Jakarta, kilometer.co.id – Kelompok relawan Jokowi-Maruf yang dikenal dengan nama “Poros Benhil” menggelar kegiatan focus group discussion di Tiku Café, Jl. Danau Toba, Pejompongan, Jakarta Pusat (Selasa, 21/05). Kegiatan yang diberi nama focus group discussion aktifis 98 dan mahasiswa ini mengangkat topik ‘Perlukah People Power di Jaman Now”.
Acara yang dihadiri para aktivis 98 dan perwakilan mahasiswa dari beberapa kampus ini memulai acara setelah buka puasa bersama, kemudian dilanjutkan dengan Prosesi Peringatan 21 Tahun Reformasi, baru kemudian diskusi terbatas. Hadir sebagai Pembicara tokoh muda Papua Hendrik Yance Udam dan aktivis 98 Aznil Tan.

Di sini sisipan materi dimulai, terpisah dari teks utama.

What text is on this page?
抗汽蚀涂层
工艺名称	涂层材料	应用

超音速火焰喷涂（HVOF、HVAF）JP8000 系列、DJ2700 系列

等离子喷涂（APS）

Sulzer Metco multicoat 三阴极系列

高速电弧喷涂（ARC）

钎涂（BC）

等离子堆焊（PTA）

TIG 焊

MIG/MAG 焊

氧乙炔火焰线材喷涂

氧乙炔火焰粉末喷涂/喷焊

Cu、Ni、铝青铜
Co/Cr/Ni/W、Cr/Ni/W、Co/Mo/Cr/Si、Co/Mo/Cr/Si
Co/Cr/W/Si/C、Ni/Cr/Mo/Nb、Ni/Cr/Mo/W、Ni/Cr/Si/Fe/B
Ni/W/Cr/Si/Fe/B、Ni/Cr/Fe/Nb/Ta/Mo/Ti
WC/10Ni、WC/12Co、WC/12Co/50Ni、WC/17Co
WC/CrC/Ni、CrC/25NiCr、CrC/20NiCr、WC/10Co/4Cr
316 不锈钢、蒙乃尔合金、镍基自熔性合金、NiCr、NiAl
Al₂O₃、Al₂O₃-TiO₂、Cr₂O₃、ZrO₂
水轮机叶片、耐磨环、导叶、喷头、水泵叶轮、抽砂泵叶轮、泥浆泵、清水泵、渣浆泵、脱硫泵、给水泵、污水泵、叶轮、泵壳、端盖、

Aznil Tan mengatakan, bahwa upaya gerakan People Power yang hendak dilakukan pasca penetapan hasil Pemilu 2019 merupakan gerakan politik yang tidak murni lahir dari rakyat. Karena menurut aktivis 98 ini, “Motifnya sangat kuat didasari tidak terimanya kekalahan dari hasil perolehan suara Pemilu pada tanggal 17 April 2019 oleh salah satu pihak kontestan pasangan Capres yang berkompetisi Pemilu 2019,” Lebih lanjut disampaikan, dalam sejarah people power di Indonesia (People Power Kemerdekaan Indonesia1945, People Power 1966, dan People Power 1998) adalah gerakan rakyat untuk menuntut perubahan sistem bukan bertujuan merebut kekuasaan. dalam sejarah people power di Indonesia (People Power Kemerdekaan Indonesia1945, People Power 1966, dan People Power 1998) adalah gerakan rakyat untuk menuntut perubahan sistem bukan bertujuan merebut kekuasaan.

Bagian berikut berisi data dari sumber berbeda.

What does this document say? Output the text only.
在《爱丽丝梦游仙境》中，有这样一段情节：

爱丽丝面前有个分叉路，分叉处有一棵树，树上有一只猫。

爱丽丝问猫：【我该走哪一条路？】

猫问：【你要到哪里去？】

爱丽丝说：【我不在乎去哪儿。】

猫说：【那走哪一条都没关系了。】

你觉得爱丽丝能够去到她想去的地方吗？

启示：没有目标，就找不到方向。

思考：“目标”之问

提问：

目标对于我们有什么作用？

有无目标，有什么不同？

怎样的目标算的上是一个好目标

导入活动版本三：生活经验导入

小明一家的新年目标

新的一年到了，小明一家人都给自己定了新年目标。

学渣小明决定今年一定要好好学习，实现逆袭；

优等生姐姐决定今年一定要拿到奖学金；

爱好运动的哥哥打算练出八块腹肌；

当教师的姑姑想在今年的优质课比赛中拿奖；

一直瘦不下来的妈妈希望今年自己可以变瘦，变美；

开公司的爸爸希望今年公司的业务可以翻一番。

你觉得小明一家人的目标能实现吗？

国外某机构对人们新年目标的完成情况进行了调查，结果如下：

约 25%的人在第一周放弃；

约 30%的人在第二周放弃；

Hendrik Yance Udam, Ketua Umum Gerakan Cinta NKRI, lebih mengedepankan betapa pentingnya menjaga Pancasila dan Kesatuan NKRI. Secara terpisah Hendrik mengingatkan agar elit politik tidak hanya sekedar bernafsu mengejar kekuasaan, tetapi sebaiknya berpolitik untuk membawa bangsa ini kepada persatuan dan kesejahteraan. Hendrik dengan tegas mempersoalkan elit politik yang mencoba untuk memecah Papua.

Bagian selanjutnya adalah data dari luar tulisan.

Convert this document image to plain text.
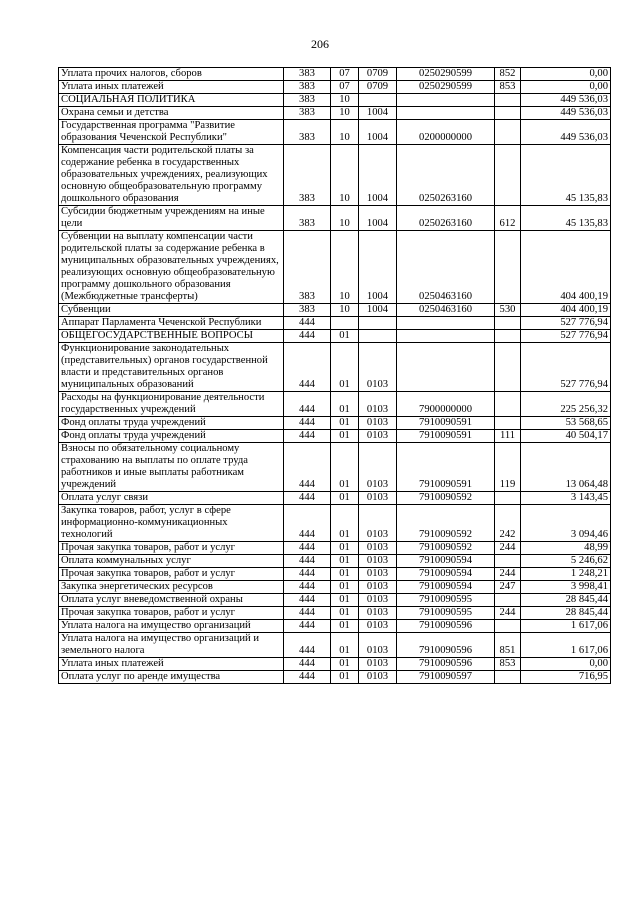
206
Уплата прочих налогов, сборов	383	07	0709	0250290599	852	0,00
Уплата иных платежей	383	07	0709	0250290599	853	0,00
СОЦИАЛЬНАЯ ПОЛИТИКА	383	10				449 536,03
Охрана семьи и детства	383	10	1004			449 536,03
Государственная программа "Развитие образования Чеченской Республики"	383	10	1004	0200000000		449 536,03
Компенсация части родительской платы за содержание ребенка в государственных образовательных учреждениях, реализующих основную общеобразовательную программу дошкольного образования	383	10	1004	0250263160		45 135,83
Субсидии бюджетным учреждениям на иные цели	383	10	1004	0250263160	612	45 135,83
Субвенции на выплату компенсации части родительской платы за содержание ребенка в муниципальных образовательных учреждениях, реализующих основную общеобразовательную программу дошкольного образования (Межбюджетные трансферты)	383	10	1004	0250463160		404 400,19
Субвенции	383	10	1004	0250463160	530	404 400,19
Аппарат Парламента Чеченской Республики	444					527 776,94
ОБЩЕГОСУДАРСТВЕННЫЕ ВОПРОСЫ	444	01				527 776,94
Функционирование законодательных (представительных) органов государственной власти и представительных органов муниципальных образований	444	01	0103			527 776,94
Расходы на функционирование деятельности государственных учреждений	444	01	0103	7900000000		225 256,32
Фонд оплаты труда учреждений	444	01	0103	7910090591		53 568,65
Фонд оплаты труда учреждений	444	01	0103	7910090591	111	40 504,17
Взносы по обязательному социальному страхованию на выплаты по оплате труда работников и иные выплаты работникам учреждений	444	01	0103	7910090591	119	13 064,48
Оплата услуг связи	444	01	0103	7910090592		3 143,45
Закупка товаров, работ, услуг в сфере информационно-коммуникационных технологий	444	01	0103	7910090592	242	3 094,46
Прочая закупка товаров, работ и услуг	444	01	0103	7910090592	244	48,99
Оплата коммунальных услуг	444	01	0103	7910090594		5 246,62
Прочая закупка товаров, работ и услуг	444	01	0103	7910090594	244	1 248,21
Закупка энергетических ресурсов	444	01	0103	7910090594	247	3 998,41
Оплата услуг вневедомственной охраны	444	01	0103	7910090595		28 845,44
Прочая закупка товаров, работ и услуг	444	01	0103	7910090595	244	28 845,44
Уплата налога на имущество организаций	444	01	0103	7910090596		1 617,06
Уплата налога на имущество организаций и земельного налога	444	01	0103	7910090596	851	1 617,06
Уплата иных платежей	444	01	0103	7910090596	853	0,00
Оплата услуг по аренде имущества	444	01	0103	7910090597		716,95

Penghujung acara, Poros Benhil mengeluarkan 5 rekomendasi sebagai berikut : 1. Upaya gerakan People Power yang hendak dilakukan pasca penetapan hasil Pemilu 2019 adalah merupakan gerakan politik yang tidak murni lahir dari rakyat. Hal ini motifnya sangat kuat didasari tidak terimanya kekalahan dari hasil perolehan suara Pemilu pada tanggal 17 April 2019 oleh salah satu pihak kontestan pasangan Capres yang berkompetisi Pemilu 2019. Dalam sejarah people power di Indonesia (People Power Kemerdekaan Indonesia 1945, People Power 1966, dan People Power 1998) adalah gerakan rakyat untuk menuntut perubahan sistem bukan bertujuan merebut kekuasaan.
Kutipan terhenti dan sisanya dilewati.